Fue después de las primeras elecciones generales del 15 de junio de 1977 cuando todo cambió. En Catalunya, la coalición entre el PSC y el PSOE ganó por gran mayoría (28,4%), seguido del PSUC (18,2%) y por la candidatura de Jordi Pujol (16,8%). La UCD solo logró igualar los votos de Pujol.

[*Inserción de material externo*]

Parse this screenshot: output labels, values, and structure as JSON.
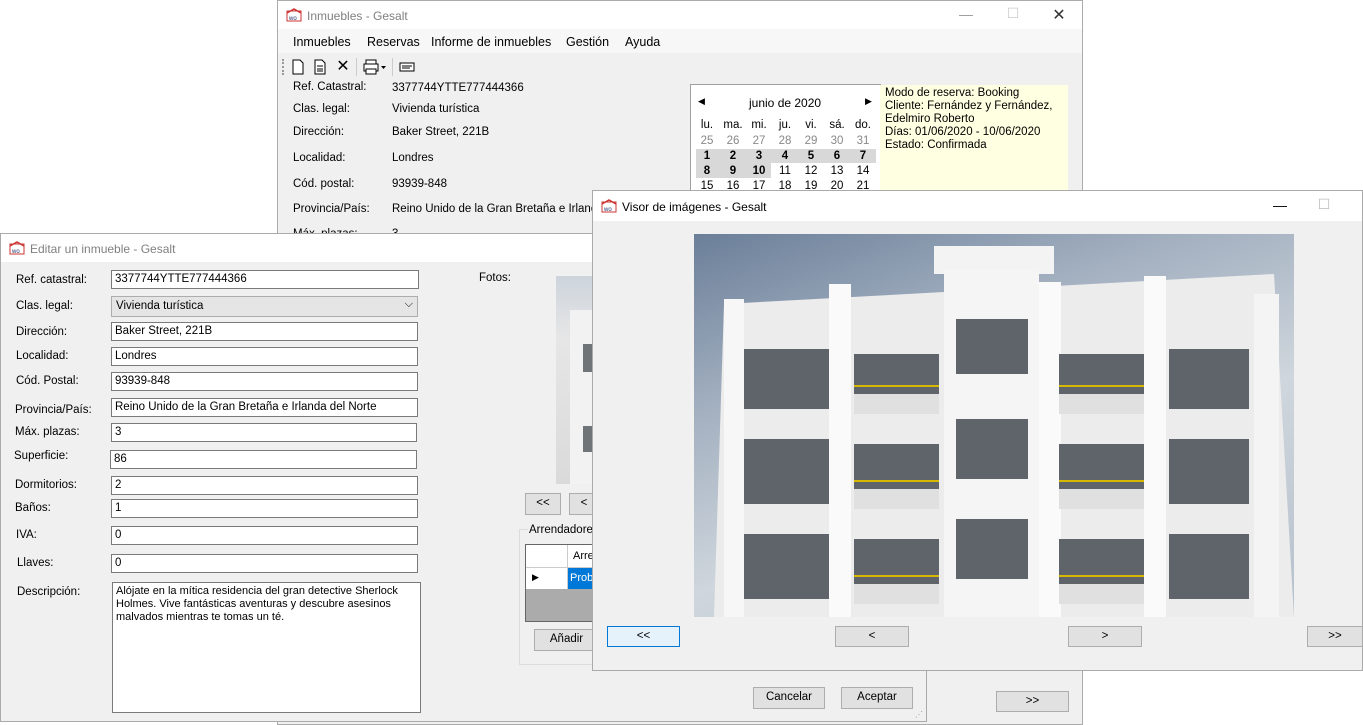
{
  "main_window": {
    "title": "Inmuebles - Gesalt",
    "menu": [
      "Inmuebles",
      "Reservas",
      "Informe de inmuebles",
      "Gestión",
      "Ayuda"
    ],
    "fields": [
      {
        "label": "Ref. Catastral:",
        "value": "3377744YTTE777444366"
      },
      {
        "label": "Clas. legal:",
        "value": "Vivienda turística"
      },
      {
        "label": "Dirección:",
        "value": "Baker Street, 221B"
      },
      {
        "label": "Localidad:",
        "value": "Londres"
      },
      {
        "label": "Cód. postal:",
        "value": "93939-848"
      },
      {
        "label": "Provincia/País:",
        "value": "Reino Unido de la Gran Bretaña e Irlanda de"
      },
      {
        "label": "Máx. plazas:",
        "value": "3"
      }
    ],
    "calendar": {
      "month": "junio de 2020",
      "weekdays": [
        "lu.",
        "ma.",
        "mi.",
        "ju.",
        "vi.",
        "sá.",
        "do."
      ],
      "rows": [
        [
          "25",
          "26",
          "27",
          "28",
          "29",
          "30",
          "31"
        ],
        [
          "1",
          "2",
          "3",
          "4",
          "5",
          "6",
          "7"
        ],
        [
          "8",
          "9",
          "10",
          "11",
          "12",
          "13",
          "14"
        ],
        [
          "15",
          "16",
          "17",
          "18",
          "19",
          "20",
          "21"
        ]
      ]
    },
    "reservation_info": {
      "line1": "Modo de reserva: Booking",
      "line2": "Cliente: Fernández y Fernández,",
      "line3": "Edelmiro Roberto",
      "line4": "Días: 01/06/2020 - 10/06/2020",
      "line5": "Estado: Confirmada"
    },
    "bottom_button": ">>"
  },
  "edit_window": {
    "title": "Editar un inmueble - Gesalt",
    "labels": {
      "ref": "Ref. catastral:",
      "clas": "Clas. legal:",
      "dir": "Dirección:",
      "loc": "Localidad:",
      "cp": "Cód. Postal:",
      "prov": "Provincia/País:",
      "max": "Máx. plazas:",
      "sup": "Superficie:",
      "dorm": "Dormitorios:",
      "banos": "Baños:",
      "iva": "IVA:",
      "llaves": "Llaves:",
      "desc": "Descripción:",
      "fotos": "Fotos:"
    },
    "values": {
      "ref": "3377744YTTE777444366",
      "clas": "Vivienda turística",
      "dir": "Baker Street, 221B",
      "loc": "Londres",
      "cp": "93939-848",
      "prov": "Reino Unido de la Gran Bretaña e Irlanda del Norte",
      "max": "3",
      "sup": "86",
      "dorm": "2",
      "banos": "1",
      "iva": "0",
      "llaves": "0",
      "desc": "Alójate en la mítica residencia del gran detective Sherlock Holmes. Vive fantásticas aventuras y descubre asesinos malvados mientras te tomas un té."
    },
    "photo_first": "<<",
    "photo_prev": "<",
    "arrendadores_label": "Arrendadores",
    "grid_header": "Arre",
    "grid_row": "Probe",
    "add_button": "Añadir",
    "cancel_button": "Cancelar",
    "accept_button": "Aceptar"
  },
  "viewer_window": {
    "title": "Visor de imágenes - Gesalt",
    "first": "<<",
    "prev": "<",
    "next": ">",
    "last": ">>"
  }
}
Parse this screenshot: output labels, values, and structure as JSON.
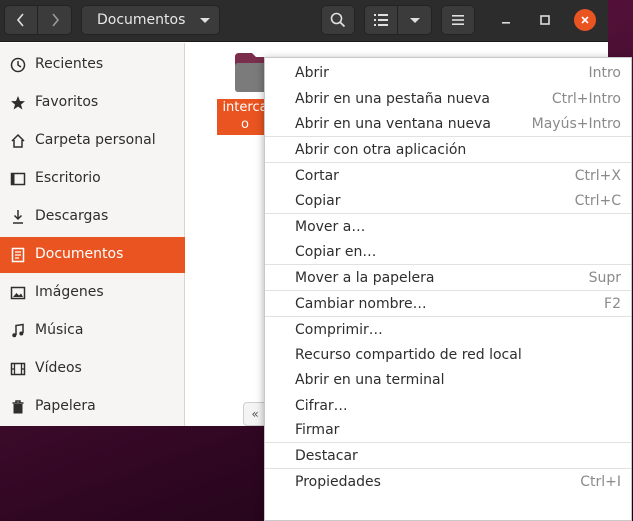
{
  "header": {
    "path_label": "Documentos",
    "icons": [
      "chevron-left-icon",
      "chevron-right-icon",
      "search-icon",
      "list-view-icon",
      "hamburger-icon",
      "minimize-icon",
      "maximize-icon",
      "close-icon"
    ]
  },
  "sidebar": {
    "items": [
      {
        "label": "Recientes",
        "icon": "clock-icon"
      },
      {
        "label": "Favoritos",
        "icon": "star-icon"
      },
      {
        "label": "Carpeta personal",
        "icon": "home-icon"
      },
      {
        "label": "Escritorio",
        "icon": "desktop-icon"
      },
      {
        "label": "Descargas",
        "icon": "download-icon"
      },
      {
        "label": "Documentos",
        "icon": "document-icon"
      },
      {
        "label": "Imágenes",
        "icon": "image-icon"
      },
      {
        "label": "Música",
        "icon": "music-icon"
      },
      {
        "label": "Vídeos",
        "icon": "video-icon"
      },
      {
        "label": "Papelera",
        "icon": "trash-icon"
      }
    ],
    "active_index": 5
  },
  "content": {
    "folder_label_line1": "interca",
    "folder_label_line2": "o",
    "scroll_hint": "«"
  },
  "context_menu": {
    "items": [
      {
        "label": "Abrir",
        "shortcut": "Intro"
      },
      {
        "label": "Abrir en una pestaña nueva",
        "shortcut": "Ctrl+Intro"
      },
      {
        "label": "Abrir en una ventana nueva",
        "shortcut": "Mayús+Intro"
      },
      {
        "label": "Abrir con otra aplicación",
        "shortcut": ""
      },
      {
        "label": "Cortar",
        "shortcut": "Ctrl+X"
      },
      {
        "label": "Copiar",
        "shortcut": "Ctrl+C"
      },
      {
        "label": "Mover a…",
        "shortcut": ""
      },
      {
        "label": "Copiar en…",
        "shortcut": ""
      },
      {
        "label": "Mover a la papelera",
        "shortcut": "Supr"
      },
      {
        "label": "Cambiar nombre…",
        "shortcut": "F2"
      },
      {
        "label": "Comprimir…",
        "shortcut": ""
      },
      {
        "label": "Recurso compartido de red local",
        "shortcut": ""
      },
      {
        "label": "Abrir en una terminal",
        "shortcut": ""
      },
      {
        "label": "Cifrar…",
        "shortcut": ""
      },
      {
        "label": "Firmar",
        "shortcut": ""
      },
      {
        "label": "Destacar",
        "shortcut": ""
      },
      {
        "label": "Propiedades",
        "shortcut": "Ctrl+I"
      }
    ]
  },
  "colors": {
    "accent": "#e95420",
    "headerbar": "#2c2c2c",
    "sidebar_bg": "#f6f5f4"
  }
}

Es decir, socialistas y comunistas ganaron con un amplio margen las elecciones, en las que, además, fueron una mayoría espectacular las fuerzas que reclamaban un nuevo estatuto de autonomía –también las que, en aquel entonces, defendían el derecho a la autodeterminación, aunque su ejercicio no estuviese en el centro del debate político–.

«UCD demostró poco arraigo en Cataluña, los socialistas fueron mucho más votados, y Tarradellas comenzó a ser un claro objeto de deseo para Suárez». Las palabras no son de ningún crítico de la Transición, sino del periodista Fernando Ónega, que en el libro “Puedo prometer y prometo” (Plaza y Janés) retrata sus años de juventud como asesor del presidente del Gobierno español –la cita de Cassinello también viene de ahí–. Ónega describe el retorno de Tarradellas, que ocurrió solo cuatro meses después del susto electoral, como «uno de los más espectaculares ‘conejos’ que Suárez sacó de su chistera de presidente», así como «una de las gestiones más trabajadas, más arriesgadas y más mantenidas en secreto». Valga como indicativo del tamaño de la operación recordar que el primer viaje de Tarradellas a Madrid para entrevistarse con Suárez lo hizo en el avión personal del tolosarra Luis Olarra, magnate del acero durante el franquismo.

La jugada a Suárez le salió redonda, pese a las protestas militares –a las que dolió más restaurar la Generalitat que legalizar el PCE, según el mismo Ónega–. Suárez consolidó la restauración borbónica, en las siguientes elecciones catalanas la amenaza de la izquierda quedó conjurada y Pujol se hizo amo de la recuperada institución para casi un cuarto de siglo. El Gobierno español arriesgó algo, cedió un poco, adaptó la legalidad a las necesidades políticas y triunfó. ¿Se imaginan que Rajoy hubiese aceptado el pacto fiscal de Artur Mas en 2012? ¿O que hubiese aceptado entonces un referéndum que hubiese ganado fácilmente?